The inspector considered that the glass wall had a different appearance from the section of stock brick wall it replaced and that it materially altered the building's external appearance. On that basis, he held that its installation was development under section 55 of the Town and Country Planning Act 1990. He determined that neither the wall nor the spiral staircase formed any part of the proposals for which approval had been granted.
The appellant explained that he intended to complete a glazed roof over an authorised terrace. The glass blocks would then become a window and as such would be permitted development under class A.1(d), part 1, schedule 2 of the General Permitted Development Order 1995, he maintained. But the inspector pointed out that permitted development rights do not apply retrospectively.

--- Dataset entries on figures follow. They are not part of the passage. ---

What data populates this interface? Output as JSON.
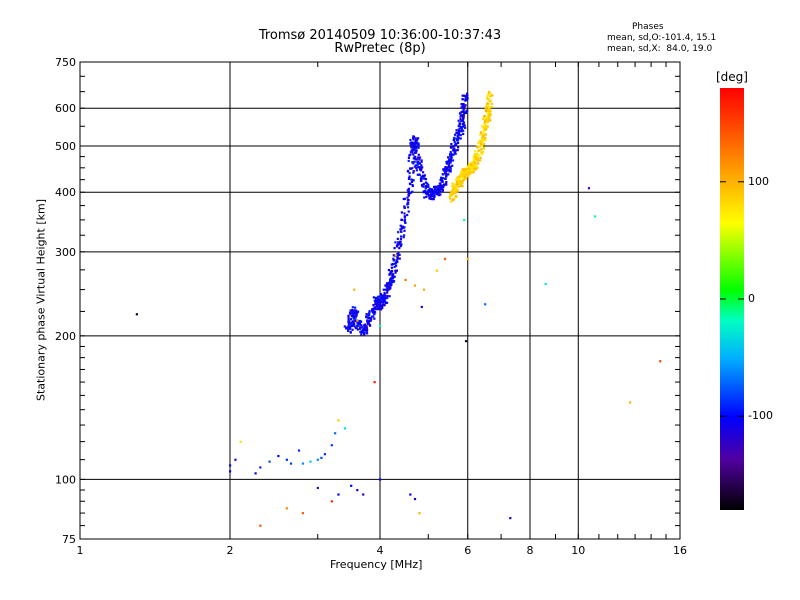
{
  "title_line1": "Tromsø 20140509 10:36:00-10:37:43",
  "title_line2": "RwPretec (8p)",
  "phases": {
    "heading": "Phases",
    "o_line": "mean, sd,O:-101.4, 15.1",
    "x_line": "mean, sd,X:  84.0, 19.0"
  },
  "colorbar": {
    "unit": "[deg]",
    "ticks": [
      "100",
      "0",
      "-100"
    ],
    "tick_values": [
      100,
      0,
      -100
    ],
    "range": [
      -180,
      180
    ]
  },
  "chart_data": {
    "type": "scatter",
    "title": "Tromsø 20140509 10:36:00-10:37:43",
    "subtitle": "RwPretec (8p)",
    "xlabel": "Frequency [MHz]",
    "ylabel": "Stationary phase Virtual Height [km]",
    "xscale": "log",
    "yscale": "log",
    "xlim": [
      1,
      16
    ],
    "ylim": [
      75,
      750
    ],
    "xticks": [
      1,
      2,
      4,
      6,
      8,
      10,
      16
    ],
    "xtick_labels": [
      "1",
      "2",
      "4",
      "6",
      "8",
      "10",
      "16"
    ],
    "xgrid": [
      2,
      4,
      6,
      8,
      10
    ],
    "yticks": [
      75,
      100,
      200,
      300,
      400,
      500,
      600,
      750
    ],
    "ytick_labels": [
      "75",
      "100",
      "200",
      "300",
      "400",
      "500",
      "600",
      "750"
    ],
    "ygrid": [
      100,
      200,
      300,
      400,
      500,
      600
    ],
    "grid": true,
    "series": [
      {
        "name": "O",
        "trace": [
          [
            3.45,
            205
          ],
          [
            3.5,
            215
          ],
          [
            3.55,
            225
          ],
          [
            3.6,
            212
          ],
          [
            3.7,
            205
          ],
          [
            3.8,
            215
          ],
          [
            3.9,
            228
          ],
          [
            3.95,
            238
          ],
          [
            4.0,
            232
          ],
          [
            4.08,
            240
          ],
          [
            4.15,
            252
          ],
          [
            4.22,
            268
          ],
          [
            4.3,
            290
          ],
          [
            4.4,
            320
          ],
          [
            4.5,
            370
          ],
          [
            4.6,
            420
          ],
          [
            4.65,
            490
          ],
          [
            4.7,
            520
          ],
          [
            4.75,
            470
          ],
          [
            4.85,
            430
          ],
          [
            4.95,
            400
          ],
          [
            5.05,
            395
          ],
          [
            5.15,
            398
          ],
          [
            5.25,
            405
          ],
          [
            5.35,
            420
          ],
          [
            5.45,
            445
          ],
          [
            5.55,
            470
          ],
          [
            5.65,
            500
          ],
          [
            5.75,
            530
          ],
          [
            5.85,
            560
          ],
          [
            5.9,
            600
          ],
          [
            5.95,
            640
          ]
        ],
        "spread": [
          0.03,
          0.05
        ],
        "phase": -105
      },
      {
        "name": "X",
        "trace": [
          [
            5.55,
            390
          ],
          [
            5.65,
            405
          ],
          [
            5.75,
            420
          ],
          [
            5.85,
            430
          ],
          [
            5.95,
            440
          ],
          [
            6.05,
            445
          ],
          [
            6.15,
            455
          ],
          [
            6.25,
            470
          ],
          [
            6.35,
            495
          ],
          [
            6.45,
            530
          ],
          [
            6.55,
            565
          ],
          [
            6.6,
            600
          ],
          [
            6.65,
            640
          ]
        ],
        "spread": [
          0.03,
          0.05
        ],
        "phase": 85
      },
      {
        "name": "lower echoes",
        "points": [
          [
            2.0,
            107,
            -100
          ],
          [
            2.0,
            104,
            -110
          ],
          [
            2.05,
            110,
            -120
          ],
          [
            2.1,
            120,
            80
          ],
          [
            2.25,
            103,
            -100
          ],
          [
            2.3,
            106,
            -90
          ],
          [
            2.4,
            109,
            -80
          ],
          [
            2.5,
            112,
            -100
          ],
          [
            2.6,
            110,
            -90
          ],
          [
            2.65,
            108,
            -85
          ],
          [
            2.75,
            115,
            -90
          ],
          [
            2.8,
            108,
            -60
          ],
          [
            2.9,
            109,
            -40
          ],
          [
            3.0,
            110,
            -60
          ],
          [
            3.05,
            111,
            -80
          ],
          [
            3.1,
            113,
            -90
          ],
          [
            3.2,
            118,
            -85
          ],
          [
            3.25,
            125,
            -70
          ],
          [
            3.3,
            133,
            90
          ],
          [
            3.4,
            128,
            -30
          ],
          [
            3.5,
            97,
            -100
          ],
          [
            3.6,
            95,
            -110
          ],
          [
            3.7,
            93,
            -120
          ],
          [
            4.0,
            100,
            -100
          ],
          [
            4.6,
            93,
            -100
          ],
          [
            4.7,
            91,
            -110
          ],
          [
            3.3,
            93,
            -100
          ],
          [
            3.0,
            96,
            -130
          ]
        ]
      },
      {
        "name": "scattered",
        "points": [
          [
            1.3,
            222,
            -170
          ],
          [
            2.3,
            80,
            140
          ],
          [
            2.6,
            87,
            120
          ],
          [
            2.8,
            85,
            140
          ],
          [
            3.2,
            90,
            160
          ],
          [
            3.55,
            250,
            100
          ],
          [
            3.6,
            215,
            120
          ],
          [
            3.9,
            160,
            170
          ],
          [
            4.0,
            210,
            -20
          ],
          [
            4.3,
            295,
            100
          ],
          [
            4.5,
            262,
            130
          ],
          [
            4.7,
            255,
            110
          ],
          [
            4.85,
            230,
            -110
          ],
          [
            4.9,
            250,
            100
          ],
          [
            4.8,
            85,
            100
          ],
          [
            5.2,
            274,
            90
          ],
          [
            5.4,
            290,
            140
          ],
          [
            5.9,
            350,
            -20
          ],
          [
            5.95,
            195,
            -170
          ],
          [
            6.0,
            290,
            100
          ],
          [
            6.5,
            233,
            -70
          ],
          [
            7.3,
            83,
            -120
          ],
          [
            8.6,
            257,
            -30
          ],
          [
            10.5,
            408,
            -130
          ],
          [
            10.8,
            356,
            -20
          ],
          [
            12.7,
            145,
            100
          ],
          [
            14.6,
            177,
            150
          ]
        ]
      }
    ]
  }
}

The wall was excluded from class A.1(d) because it lay within 2m of the boundary of the dwelling and was more than 4m high, he added. On the merits of the development, however, he found that the staircase and glass wall caused no harm to the building's appearance, the conservation area in which it was located or neighbours' living conditions and allowed them to be retained.
The inspector went on to quash an enforcement notice directed against planters installed on the roof of the development. The council contended that they were structures and therefore prohibited by a condition of the planning permission. Citing the tests of size, permanence and physical attachment laid down in the judgement in Cardiff Rating Authority v Guest Keen Baldwin's Iron and Steel Co Ltd (1949), he opined that the small free-standing wooden plant containers could not be regarded as constituting any part of a building for the purposes of section 336 of the act.
DCS No: 100039181; Inspector: Christopher Craig; Hearing.